Woe to you, teachers of the law and Pharisees, you hypocrites! You give a tenth of your spices—mint, dill and cumin. But you have neglected the more important matters of the law—justice, mercy and faithfulness. [v. 23]
So what do Christians in our day do instead of justice, mercy, and faithfulness? Much of what we call “morality” today serves the purpose of being an alternative to justice, mercy, faithfulness.
Woe to you, teachers of the law and Pharisees, you hypocrites! You are like whitewashed tombs, which look beautiful on the outside but on the inside are full of the bones of the dead and everything unclean. [v. 27]

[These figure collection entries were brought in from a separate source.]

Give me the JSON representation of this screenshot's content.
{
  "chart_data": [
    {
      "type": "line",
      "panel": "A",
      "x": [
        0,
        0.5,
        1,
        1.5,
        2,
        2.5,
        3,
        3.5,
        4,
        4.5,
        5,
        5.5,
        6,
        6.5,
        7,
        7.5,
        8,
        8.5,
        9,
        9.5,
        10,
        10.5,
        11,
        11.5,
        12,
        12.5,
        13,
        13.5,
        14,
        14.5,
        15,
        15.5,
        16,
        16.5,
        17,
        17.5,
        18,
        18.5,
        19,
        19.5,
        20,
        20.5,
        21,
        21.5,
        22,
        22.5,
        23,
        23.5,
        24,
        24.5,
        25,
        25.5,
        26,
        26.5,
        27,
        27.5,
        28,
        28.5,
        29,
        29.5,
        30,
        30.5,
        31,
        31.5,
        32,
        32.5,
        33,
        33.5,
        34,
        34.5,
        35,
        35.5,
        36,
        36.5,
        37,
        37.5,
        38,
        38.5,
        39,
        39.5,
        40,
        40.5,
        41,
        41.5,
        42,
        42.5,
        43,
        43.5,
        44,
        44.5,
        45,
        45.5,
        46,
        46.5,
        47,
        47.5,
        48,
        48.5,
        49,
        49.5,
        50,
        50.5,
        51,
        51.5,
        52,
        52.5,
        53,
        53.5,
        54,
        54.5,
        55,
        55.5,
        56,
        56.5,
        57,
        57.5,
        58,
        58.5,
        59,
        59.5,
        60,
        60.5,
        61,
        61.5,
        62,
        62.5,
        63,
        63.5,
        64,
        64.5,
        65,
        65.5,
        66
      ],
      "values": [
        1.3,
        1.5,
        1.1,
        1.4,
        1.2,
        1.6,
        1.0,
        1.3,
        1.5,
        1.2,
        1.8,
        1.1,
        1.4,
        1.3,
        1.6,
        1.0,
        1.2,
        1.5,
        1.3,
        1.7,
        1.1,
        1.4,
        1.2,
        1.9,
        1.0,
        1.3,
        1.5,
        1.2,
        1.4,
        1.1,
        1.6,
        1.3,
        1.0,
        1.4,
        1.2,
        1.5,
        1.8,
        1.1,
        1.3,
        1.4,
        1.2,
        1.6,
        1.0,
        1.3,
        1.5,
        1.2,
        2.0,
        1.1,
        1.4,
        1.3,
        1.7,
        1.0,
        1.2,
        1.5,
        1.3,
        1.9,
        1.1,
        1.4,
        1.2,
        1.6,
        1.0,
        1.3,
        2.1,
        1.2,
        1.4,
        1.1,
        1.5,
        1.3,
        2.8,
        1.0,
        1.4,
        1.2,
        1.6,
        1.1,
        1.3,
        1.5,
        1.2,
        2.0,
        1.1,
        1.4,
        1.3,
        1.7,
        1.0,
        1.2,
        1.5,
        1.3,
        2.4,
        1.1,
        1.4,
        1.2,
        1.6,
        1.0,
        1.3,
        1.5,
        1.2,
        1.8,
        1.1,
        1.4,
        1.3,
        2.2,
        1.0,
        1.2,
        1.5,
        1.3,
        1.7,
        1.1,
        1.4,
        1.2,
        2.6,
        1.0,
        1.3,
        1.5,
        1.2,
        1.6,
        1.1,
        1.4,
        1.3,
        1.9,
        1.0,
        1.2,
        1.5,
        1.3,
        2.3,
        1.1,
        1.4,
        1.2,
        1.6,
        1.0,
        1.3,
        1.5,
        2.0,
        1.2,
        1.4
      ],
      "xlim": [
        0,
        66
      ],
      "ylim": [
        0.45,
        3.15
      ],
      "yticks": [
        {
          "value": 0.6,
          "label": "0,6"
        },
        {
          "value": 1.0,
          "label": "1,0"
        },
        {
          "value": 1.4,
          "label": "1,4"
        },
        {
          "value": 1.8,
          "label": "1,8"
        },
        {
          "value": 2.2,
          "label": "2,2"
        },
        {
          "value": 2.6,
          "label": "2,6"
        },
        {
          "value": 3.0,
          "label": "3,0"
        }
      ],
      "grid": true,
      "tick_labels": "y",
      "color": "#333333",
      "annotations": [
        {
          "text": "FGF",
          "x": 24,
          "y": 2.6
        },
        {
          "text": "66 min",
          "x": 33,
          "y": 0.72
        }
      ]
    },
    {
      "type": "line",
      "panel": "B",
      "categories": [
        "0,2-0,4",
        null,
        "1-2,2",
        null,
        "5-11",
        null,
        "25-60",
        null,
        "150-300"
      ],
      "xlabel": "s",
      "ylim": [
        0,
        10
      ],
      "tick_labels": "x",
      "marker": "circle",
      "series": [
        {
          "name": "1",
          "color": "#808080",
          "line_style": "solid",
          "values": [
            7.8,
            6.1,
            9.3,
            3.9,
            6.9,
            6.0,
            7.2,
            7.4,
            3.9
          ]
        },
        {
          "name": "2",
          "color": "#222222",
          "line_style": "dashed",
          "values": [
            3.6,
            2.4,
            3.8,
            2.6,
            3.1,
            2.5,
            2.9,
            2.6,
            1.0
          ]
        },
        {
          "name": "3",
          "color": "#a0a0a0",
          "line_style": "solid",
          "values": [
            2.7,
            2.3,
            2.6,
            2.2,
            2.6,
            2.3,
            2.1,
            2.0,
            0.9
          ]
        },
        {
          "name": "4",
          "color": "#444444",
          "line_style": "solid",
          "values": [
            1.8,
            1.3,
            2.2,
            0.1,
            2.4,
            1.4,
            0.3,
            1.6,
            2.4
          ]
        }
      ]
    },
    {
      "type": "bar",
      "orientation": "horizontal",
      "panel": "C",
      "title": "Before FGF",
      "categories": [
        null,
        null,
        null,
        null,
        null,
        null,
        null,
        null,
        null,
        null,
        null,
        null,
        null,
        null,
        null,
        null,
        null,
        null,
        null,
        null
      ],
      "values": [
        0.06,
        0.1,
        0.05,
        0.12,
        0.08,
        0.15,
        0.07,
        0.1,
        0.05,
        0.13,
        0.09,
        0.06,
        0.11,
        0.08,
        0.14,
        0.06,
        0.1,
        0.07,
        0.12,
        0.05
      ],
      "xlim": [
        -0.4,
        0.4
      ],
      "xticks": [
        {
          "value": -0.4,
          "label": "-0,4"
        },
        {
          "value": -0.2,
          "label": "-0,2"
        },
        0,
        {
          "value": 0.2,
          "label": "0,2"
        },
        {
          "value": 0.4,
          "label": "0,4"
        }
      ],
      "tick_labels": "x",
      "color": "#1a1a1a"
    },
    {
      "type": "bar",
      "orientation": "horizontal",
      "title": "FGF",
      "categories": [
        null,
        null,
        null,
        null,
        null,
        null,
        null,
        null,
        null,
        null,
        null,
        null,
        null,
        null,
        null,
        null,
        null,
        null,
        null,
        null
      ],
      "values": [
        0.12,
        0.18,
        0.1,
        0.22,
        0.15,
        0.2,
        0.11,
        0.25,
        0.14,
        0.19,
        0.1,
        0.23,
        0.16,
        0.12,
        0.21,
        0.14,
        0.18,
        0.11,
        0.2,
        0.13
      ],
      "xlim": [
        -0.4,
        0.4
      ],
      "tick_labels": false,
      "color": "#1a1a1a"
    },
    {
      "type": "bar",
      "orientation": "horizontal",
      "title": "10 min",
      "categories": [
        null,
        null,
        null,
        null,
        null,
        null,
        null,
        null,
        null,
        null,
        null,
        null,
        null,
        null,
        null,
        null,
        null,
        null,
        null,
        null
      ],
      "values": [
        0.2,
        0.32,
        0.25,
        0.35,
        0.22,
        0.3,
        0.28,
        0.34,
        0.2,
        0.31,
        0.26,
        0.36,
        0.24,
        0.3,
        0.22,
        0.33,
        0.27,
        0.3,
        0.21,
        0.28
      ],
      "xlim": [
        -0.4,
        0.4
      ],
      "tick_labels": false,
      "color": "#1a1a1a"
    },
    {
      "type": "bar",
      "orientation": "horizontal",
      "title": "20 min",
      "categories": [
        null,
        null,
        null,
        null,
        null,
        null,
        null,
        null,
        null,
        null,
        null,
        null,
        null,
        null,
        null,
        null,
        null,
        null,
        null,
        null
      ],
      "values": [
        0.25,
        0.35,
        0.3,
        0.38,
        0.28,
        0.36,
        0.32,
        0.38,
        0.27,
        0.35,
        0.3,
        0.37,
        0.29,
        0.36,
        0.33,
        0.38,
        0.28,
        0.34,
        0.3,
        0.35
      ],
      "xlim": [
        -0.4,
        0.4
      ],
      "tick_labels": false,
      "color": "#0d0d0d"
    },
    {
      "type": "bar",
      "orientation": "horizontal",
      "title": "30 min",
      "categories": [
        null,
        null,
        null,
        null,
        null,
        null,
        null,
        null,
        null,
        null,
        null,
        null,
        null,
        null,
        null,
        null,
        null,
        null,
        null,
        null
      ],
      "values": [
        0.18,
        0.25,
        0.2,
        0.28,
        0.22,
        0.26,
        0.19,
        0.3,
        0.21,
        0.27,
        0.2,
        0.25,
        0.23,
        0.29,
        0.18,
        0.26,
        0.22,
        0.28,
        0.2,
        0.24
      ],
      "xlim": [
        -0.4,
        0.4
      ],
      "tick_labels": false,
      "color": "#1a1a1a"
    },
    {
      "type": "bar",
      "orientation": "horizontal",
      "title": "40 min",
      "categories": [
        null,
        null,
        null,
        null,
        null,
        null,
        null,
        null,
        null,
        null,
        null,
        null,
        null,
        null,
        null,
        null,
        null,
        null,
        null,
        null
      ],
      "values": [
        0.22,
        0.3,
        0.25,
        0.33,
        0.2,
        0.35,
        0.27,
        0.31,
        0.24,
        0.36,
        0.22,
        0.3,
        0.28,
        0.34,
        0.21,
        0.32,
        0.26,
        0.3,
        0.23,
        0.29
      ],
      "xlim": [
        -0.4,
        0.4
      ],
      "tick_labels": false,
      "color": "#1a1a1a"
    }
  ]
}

Evangelicals today are very good at calling out works-righteousness, but the way we set ourselves apart as Christians is often in terms of our own set of “Thou shalt nots” which have more to do with middle-class social values (no drinking, no sex, no cussing) than Biblical priorities. The point of realizing what Jesus has done for us is so that we can experience an inner transformation and be filled with the fruits of the Spirit: “love, joy, peace, forbearance, kindness, goodness, faithfulness, gentleness, and self-control” (Galatians 5:22-23). How we conduct ourselves on the outside is secondary to the internal surrender to God that produces these fruits.

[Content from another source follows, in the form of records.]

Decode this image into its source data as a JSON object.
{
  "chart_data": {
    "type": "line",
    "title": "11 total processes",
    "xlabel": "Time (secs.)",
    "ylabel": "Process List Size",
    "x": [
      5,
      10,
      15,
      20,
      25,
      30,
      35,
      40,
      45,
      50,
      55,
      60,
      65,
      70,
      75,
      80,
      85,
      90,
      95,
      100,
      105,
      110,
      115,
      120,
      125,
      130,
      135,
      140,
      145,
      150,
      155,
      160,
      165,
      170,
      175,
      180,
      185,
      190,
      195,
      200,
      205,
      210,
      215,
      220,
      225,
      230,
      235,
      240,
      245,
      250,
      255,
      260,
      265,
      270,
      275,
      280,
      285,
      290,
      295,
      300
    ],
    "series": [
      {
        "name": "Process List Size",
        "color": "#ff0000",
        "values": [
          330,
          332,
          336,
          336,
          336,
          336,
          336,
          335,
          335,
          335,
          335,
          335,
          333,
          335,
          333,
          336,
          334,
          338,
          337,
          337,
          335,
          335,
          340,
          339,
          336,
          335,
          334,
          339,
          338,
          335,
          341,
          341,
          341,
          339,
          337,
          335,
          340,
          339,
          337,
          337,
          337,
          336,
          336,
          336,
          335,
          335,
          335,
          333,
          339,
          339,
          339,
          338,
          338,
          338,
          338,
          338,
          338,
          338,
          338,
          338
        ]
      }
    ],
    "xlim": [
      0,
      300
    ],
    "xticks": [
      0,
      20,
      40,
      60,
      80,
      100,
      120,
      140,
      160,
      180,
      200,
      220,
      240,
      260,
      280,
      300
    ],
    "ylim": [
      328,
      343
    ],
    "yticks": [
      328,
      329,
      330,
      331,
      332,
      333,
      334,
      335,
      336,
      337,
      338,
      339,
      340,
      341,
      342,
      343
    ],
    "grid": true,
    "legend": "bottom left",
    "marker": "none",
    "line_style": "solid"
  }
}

Woe to you, teachers of the law and Pharisees, you hypocrites! You build tombs for the prophets and decorate the graves of the righteous. And you say, ‘If we had lived in the days of our ancestors, we would not have taken part with them in shedding the blood of the prophets.’ So you testify against yourselves that you are the descendants of those who murdered the prophets. Go ahead, then, and complete what your ancestors started! [vv. 29-32]

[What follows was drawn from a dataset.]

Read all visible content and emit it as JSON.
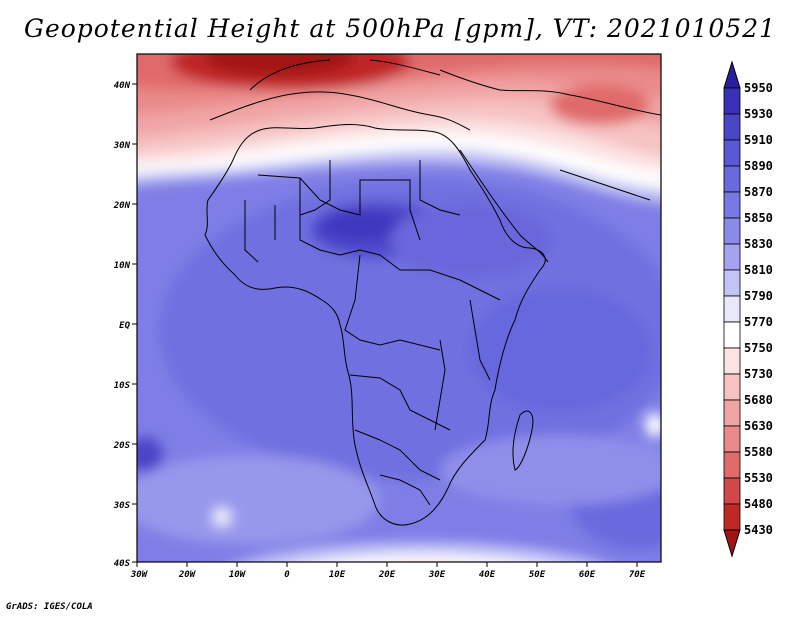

So many evangelicals today revere the prophets of our past like Martin Luther and John Calvin, who were very controversial and unpopular in their day, but then ferociously attack the prophets of today. Who would Martin Luther and John Calvin be in our context? Or have we arrived at the “end of history” where we’ve finally gotten everything right and there’s nothing left to critique? Every age the church goes through has its own stagnation, worldly idolatries, and heresies, which create a need for prophetic critics. That doesn’t mean that everyone criticizing the church today is a legitimate prophet, but we should be listening very closely to the way that God is calling us to task for our idolatries and heresies. And it may be the case that the shrillest of the discernmentalists are the biggest heretics of all.
So in conclusion, I would say that Mark Driscoll is right in a way: Jesus hates Pharisees because they dedicate their lives to sabotaging His mission of sharing God’s love with the world. In trying to be the ultimate insiders, they become the ultimate counter-revolutionaries. Another way of saying this is God hates people who hate His grace (even if they’re in love with their doctrine of grace).
But… I don’t think Pharisees have to stay Pharisee. At least I know that every time I start to act like a Pharisee, God pours out His wrath on me and helps me remember that I’m just a worthless Samaritan without Him, but part of something more beautiful than I could ever be on my own because of His grace.